What do you feel is the most interesting or impactful aspect of your job?
I’m privileged to spend my working time analyzing questions of how we – Europe as a whole, as well as its individual countries – can manage the transition to a completely renewable power system. This gives me the opportunity to participate in this transition and, hopefully, directly contribute a little piece of the puzzle to solving one of the world's largest and most challenging problems.
How do you feel CEU helped prepare you for or affect the work you do today?
I found the PhD program very good, especially as it forced me to study topics, theories and methods in fields adjacent to my own thesis – allowing me to gain new skills and improve as a scientist while becoming an expert in my specific field. I also enjoyed the “controlled freedom” of my thesis, which prepared me to become an independent scientist, and shaped my current role as a research group leader. I’m convinced that having CEU on my CV has improved my career chances, compared to having stayed at some university closer to home.

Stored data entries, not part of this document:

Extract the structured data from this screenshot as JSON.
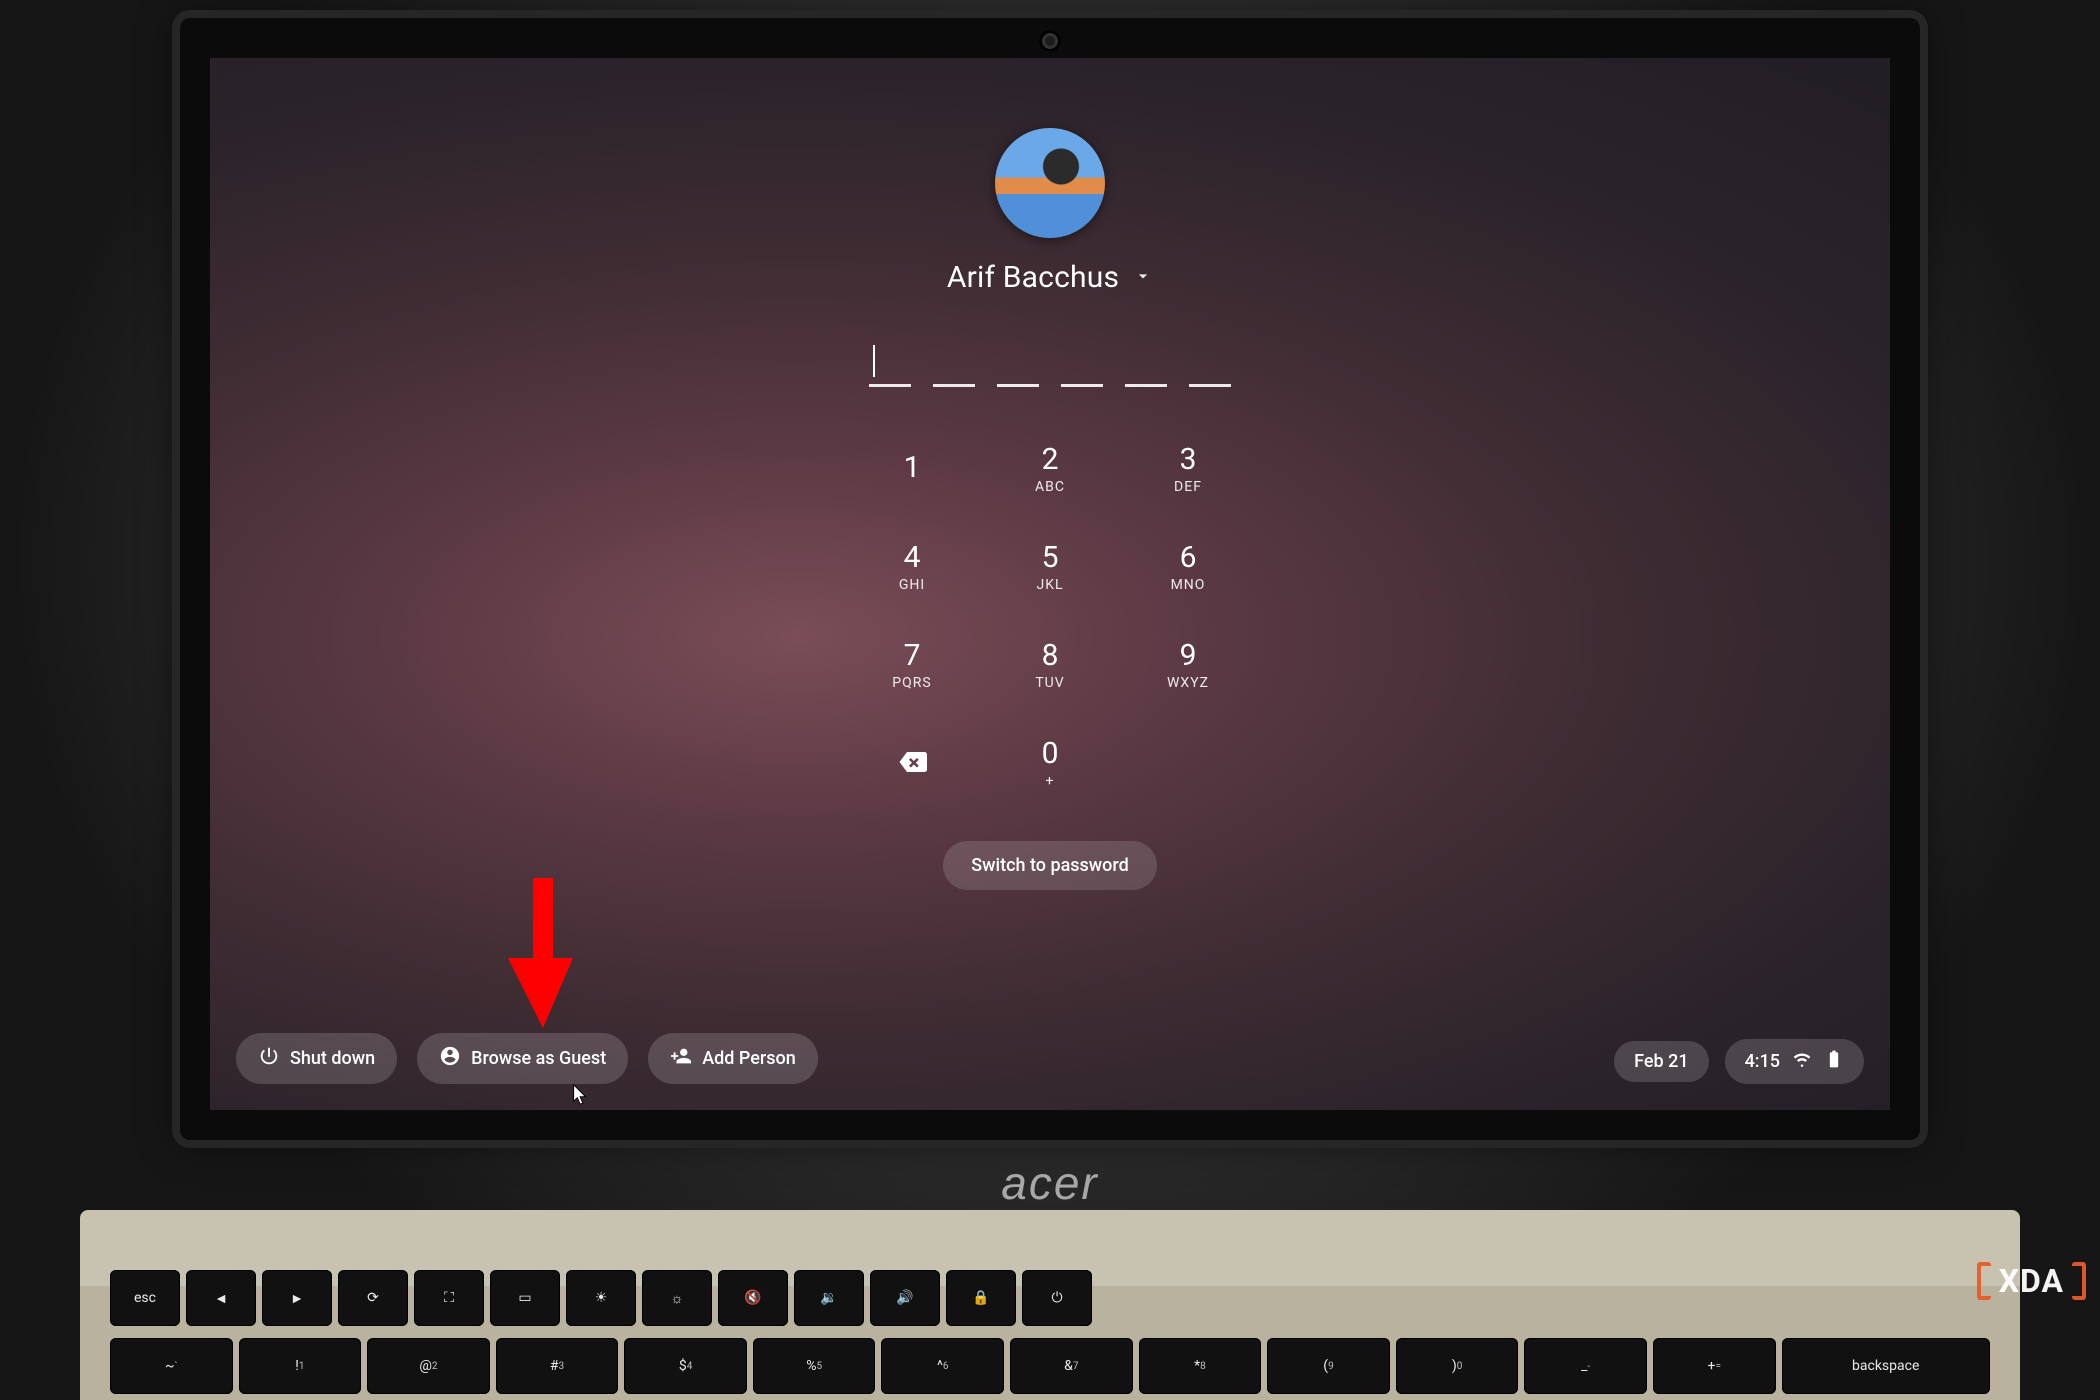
{
  "user": {
    "name": "Arif Bacchus"
  },
  "pin": {
    "length": 6
  },
  "keypad": {
    "keys": [
      {
        "digit": "1",
        "letters": ""
      },
      {
        "digit": "2",
        "letters": "ABC"
      },
      {
        "digit": "3",
        "letters": "DEF"
      },
      {
        "digit": "4",
        "letters": "GHI"
      },
      {
        "digit": "5",
        "letters": "JKL"
      },
      {
        "digit": "6",
        "letters": "MNO"
      },
      {
        "digit": "7",
        "letters": "PQRS"
      },
      {
        "digit": "8",
        "letters": "TUV"
      },
      {
        "digit": "9",
        "letters": "WXYZ"
      }
    ],
    "zero": {
      "digit": "0",
      "letters": "+"
    }
  },
  "switch_label": "Switch to password",
  "bottom": {
    "shutdown": "Shut down",
    "guest": "Browse as Guest",
    "add_person": "Add Person"
  },
  "status": {
    "date": "Feb 21",
    "time": "4:15"
  },
  "logo": "acer",
  "watermark": "XDA",
  "keyboard": {
    "row1": [
      "esc",
      "",
      "",
      "",
      "",
      "",
      "",
      "",
      "",
      "",
      "",
      "",
      ""
    ],
    "row2_right": "backspace"
  }
}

What was the primary value of your time at CEU? What stood out?
Besides the university’s academic qualities, I found the experience of being in Budapest and experiencing everyday life in an eastern European country extremely valuable. As a western European, the barriers for going to study in an eastern European country are high, but CEU’s high quality and good reputation allowed me to do so at no cost for my future career. On the contrary, it prepared me academically for my career, and it gave me experiences that most of my competitors, who are often western Europeans, don’t have.
Do you #standwithCEU? What’s value to you feel CEU and the CEU community has in today’s world?
How could I not? Freedom of research and education aren’t different in any way from freedom of speech, and are thus fundamental values of European society. Attempts to undermine these are attempts to undermine the European idea and our way of life. CEU is an academic beacon in Eastern Europe, and attracts students from both east and west: as such it is one of the few places where education is truly European. This is a place where the European idea, where European academic traditions can be taught and further developed, and where Europeans can meet and engage with each other also across the east-west divide.
DISCLAIMER: The views expressed above are Karl's alone and do not reflect those of his employer, ETH Zurich.